I like to choose a person at random at the mall, a restaurant, church, or parking lot, and develop a dialogue between them and their spouse when they return home that night. Is it loving? Antagonistic? Did one of them overdraw the checking account--again? Did he/she lose their job, get a raise or promotion? Are the kids moving out/graduating from high school/in jail/having a baby/giving them fits/joining the National Honor Society/Army/Navy/Air Force/Marines/running for president? Are they going out for dinner and a movie? Excited to see one another? Bored? Livid? You get the picture.

If dialogue isn't your cup of tea at the moment, try describing what you see out your office or car window, then close your eyes and describe only the sounds or smells you detect.
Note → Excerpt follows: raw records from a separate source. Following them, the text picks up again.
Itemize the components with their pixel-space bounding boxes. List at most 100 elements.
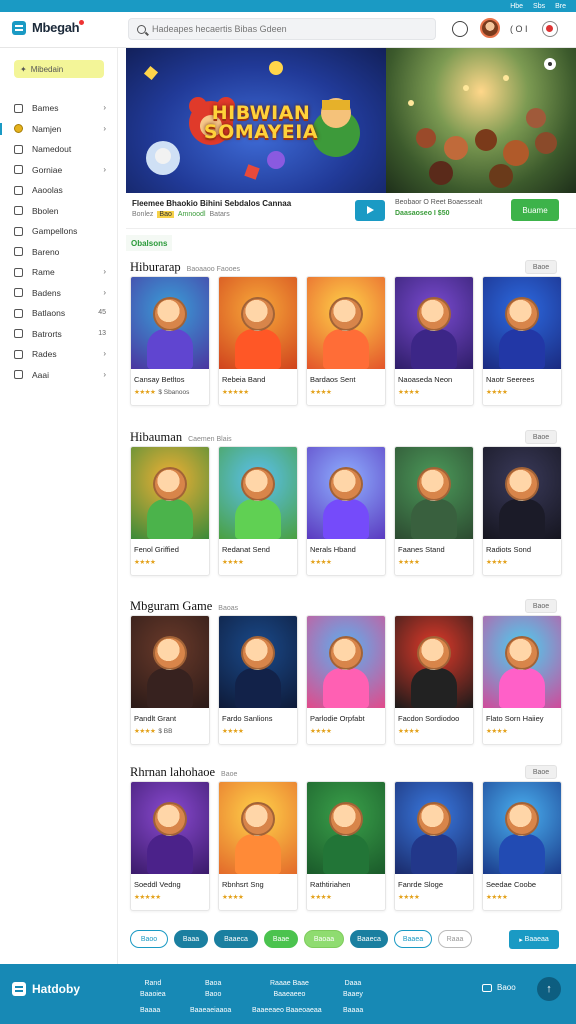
footer-link[interactable]: Baaeaeeo <box>270 989 309 1000</box>
brand-logo[interactable]: Mbegah <box>12 20 85 35</box>
promo-badge[interactable]: ✦ Mibedain <box>14 60 104 78</box>
pager-button[interactable]: Baae <box>264 930 298 948</box>
game-card[interactable]: Facdon Sordiodoo ★★★★ <box>394 615 474 745</box>
pager-button[interactable]: Baaa <box>174 930 208 948</box>
game-card[interactable]: Redanat Send ★★★★ <box>218 446 298 576</box>
footer-bottom-link[interactable]: Baaeeaeo Baaeoaeaa <box>252 1007 322 1014</box>
game-card[interactable]: Bardaos Sent ★★★★ <box>306 276 386 406</box>
game-card[interactable]: Rebeia Band ★★★★★ <box>218 276 298 406</box>
pager-button[interactable]: Baoaa <box>304 930 344 948</box>
featured-action-button[interactable]: Buame <box>511 199 559 221</box>
game-card[interactable]: Pandlt Grant ★★★★ $ BB <box>130 615 210 745</box>
sidebar-item-namedout[interactable]: Namedout <box>0 139 118 160</box>
footer-link[interactable]: Baaey <box>343 989 363 1000</box>
record-icon <box>14 370 23 380</box>
sidebar-item-count: 13 <box>98 329 106 337</box>
hero-banner[interactable]: HIBWIAN SOMAYEIA <box>126 48 576 193</box>
sidebar-item-count: 45 <box>98 309 106 316</box>
footer-col-1: Rand Baaoiea <box>140 978 166 1000</box>
sidebar-item-aaai[interactable]: Aaai › <box>0 365 118 386</box>
game-thumbnail <box>395 782 473 874</box>
game-card[interactable]: Flato Sorn Haiiey ★★★★ <box>482 615 562 745</box>
footer-bottom-link[interactable]: Baaaa <box>343 1007 363 1014</box>
footer-link[interactable]: Daaa <box>343 978 363 989</box>
scroll-up-icon[interactable]: ↑ <box>537 977 561 1001</box>
pager-button[interactable]: Raaa <box>438 930 472 948</box>
game-card[interactable]: Parlodie Orpfabt ★★★★ <box>306 615 386 745</box>
play-button[interactable] <box>355 200 385 221</box>
hero-pause-icon[interactable] <box>544 58 556 70</box>
character-body <box>323 499 369 539</box>
star-rating: ★★★★ <box>310 893 332 901</box>
game-card[interactable]: Nerals Hband ★★★★ <box>306 446 386 576</box>
star-rating: ★★★★★ <box>222 388 249 396</box>
footer-link[interactable]: Rand <box>140 978 166 989</box>
rating-extra: $ BB <box>158 728 173 735</box>
sidebar-item-batlaons[interactable]: Batlaons 45 <box>0 303 118 324</box>
see-more-button[interactable]: Baoe <box>525 599 557 613</box>
top-link[interactable]: Bre <box>555 3 566 10</box>
footer: Hatdoby Rand Baaoiea Baoa Baoo Raaae Baa… <box>0 964 576 1024</box>
sidebar-item-rades[interactable]: Rades › <box>0 344 118 365</box>
pager-button[interactable]: Baaeca <box>350 930 388 948</box>
footer-contact[interactable]: Baoo <box>482 983 516 992</box>
sidebar-item-bames[interactable]: Bames › <box>0 98 118 119</box>
sidebar-item-gorniae[interactable]: Gorniae › <box>0 160 118 181</box>
header: Mbegah ( O I <box>0 12 576 48</box>
sidebar-item-aaoolas[interactable]: Aaoolas <box>0 180 118 201</box>
avatar[interactable] <box>480 18 500 38</box>
search-icon[interactable] <box>137 24 146 34</box>
footer-link[interactable]: Baoa <box>205 978 221 989</box>
game-card[interactable]: Soeddl Vedng ★★★★★ <box>130 781 210 911</box>
sidebar-item-bbolen[interactable]: Bbolen <box>0 201 118 222</box>
sidebar-item-gampellons[interactable]: Gampellons <box>0 221 118 242</box>
search-bar[interactable] <box>128 18 436 40</box>
pager-button[interactable]: Baaea <box>394 930 432 948</box>
record-icon[interactable] <box>542 21 558 37</box>
see-more-button[interactable]: Baoe <box>525 765 557 779</box>
game-card[interactable]: Rathtiriahen ★★★★ <box>306 781 386 911</box>
sidebar-item-rame[interactable]: Rame › <box>0 262 118 283</box>
game-card[interactable]: Fardo Sanlions ★★★★ <box>218 615 298 745</box>
game-card[interactable]: Fenol Griffied ★★★★ <box>130 446 210 576</box>
pager-next-button[interactable]: ▸ Baaeaa <box>509 930 559 949</box>
notification-dot <box>79 20 85 25</box>
game-title: Naotr Seerees <box>486 375 535 384</box>
character-head <box>329 467 363 501</box>
game-card[interactable]: Naotr Seerees ★★★★ <box>482 276 562 406</box>
game-card[interactable]: Faanes Stand ★★★★ <box>394 446 474 576</box>
footer-logo[interactable]: Hatdoby <box>12 982 80 996</box>
footer-bottom-link[interactable]: Baaaa <box>140 1007 160 1014</box>
game-card[interactable]: Fanrde Sloge ★★★★ <box>394 781 474 911</box>
chevron-right-icon: › <box>103 164 106 174</box>
notifications-icon[interactable] <box>452 21 468 37</box>
sidebar-item-namjen[interactable]: Namjen › <box>0 119 118 140</box>
game-card[interactable]: Seedae Coobe ★★★★ <box>482 781 562 911</box>
pager-button[interactable]: Baaeca <box>214 930 258 948</box>
sidebar-item-batrorts[interactable]: Batrorts 13 <box>0 324 118 345</box>
pager-button[interactable]: Baoo <box>130 930 168 948</box>
game-card[interactable]: Rbnhsrt Sng ★★★★ <box>218 781 298 911</box>
footer-contact-label: Baoo <box>497 983 516 992</box>
rating-stars: ★★★★ <box>222 559 244 566</box>
footer-bottom-link[interactable]: Baaeaeiaaoa <box>190 1007 231 1014</box>
see-more-button[interactable]: Baoe <box>525 260 557 274</box>
character-head <box>417 636 451 670</box>
sidebar-item-badens[interactable]: Badens › <box>0 283 118 304</box>
footer-link[interactable]: Baaoiea <box>140 989 166 1000</box>
see-more-button[interactable]: Baoe <box>525 430 557 444</box>
footer-link[interactable]: Baoo <box>205 989 221 1000</box>
character-body <box>147 834 193 874</box>
game-thumbnail <box>307 616 385 708</box>
game-title: Faanes Stand <box>398 545 445 554</box>
footer-link[interactable]: Raaae Baae <box>270 978 309 989</box>
game-card[interactable]: Cansay Betltos ★★★★ $ Sbanoos <box>130 276 210 406</box>
sidebar-item-bareno[interactable]: Bareno <box>0 242 118 263</box>
section-badge[interactable]: Obalsons <box>126 235 173 251</box>
top-link[interactable]: Sbs <box>533 3 545 10</box>
search-input[interactable] <box>152 24 432 34</box>
star-rating: ★★★★★ <box>134 893 161 901</box>
top-link[interactable]: Hbe <box>510 3 523 10</box>
game-card[interactable]: Naoaseda Neon ★★★★ <box>394 276 474 406</box>
game-card[interactable]: Radiots Sond ★★★★ <box>482 446 562 576</box>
Imagine you're stroking the hide of an elephant. Describe how that might feel. Switch to a lion's head (or a baby's or your dog or the petals of that mum plant on the front porch). Use the senses we take for granted because we're so accustomed to using them. One of my favorite exercises is to describe how that first cup of coffee in the morning tastes, smells, feels going down. Describe that sugary doughnut ... whoops, I mean that half-cup of plain oatmeal or grits. We have so many wonderful sensory experiences each day; I think we forget to dip into that vast pool of experience when we need to the very most. These examples aren't mind-boggling or particularly creative, but they do the trick for me. No doubt you can come up with something that works for you.

3.  Lastly, try putting the manuscript away for two, three, six weeks--whatever it takes to make you yearn to get back to it. Yes, absence  makes the heart grow fonder, but purposely keeping creativity from bursting forth drives it nuts. It hates to be penned in just as your heart detests being kept apart from who or what it loves.

Eventually, your book will be the book you want it to be, the book it should be. Then, and only then, will you feel good about releasing it to the world. It's rough out there and none of us want to shove our babies out into the cold, cruel world until he/she/it is completely ready.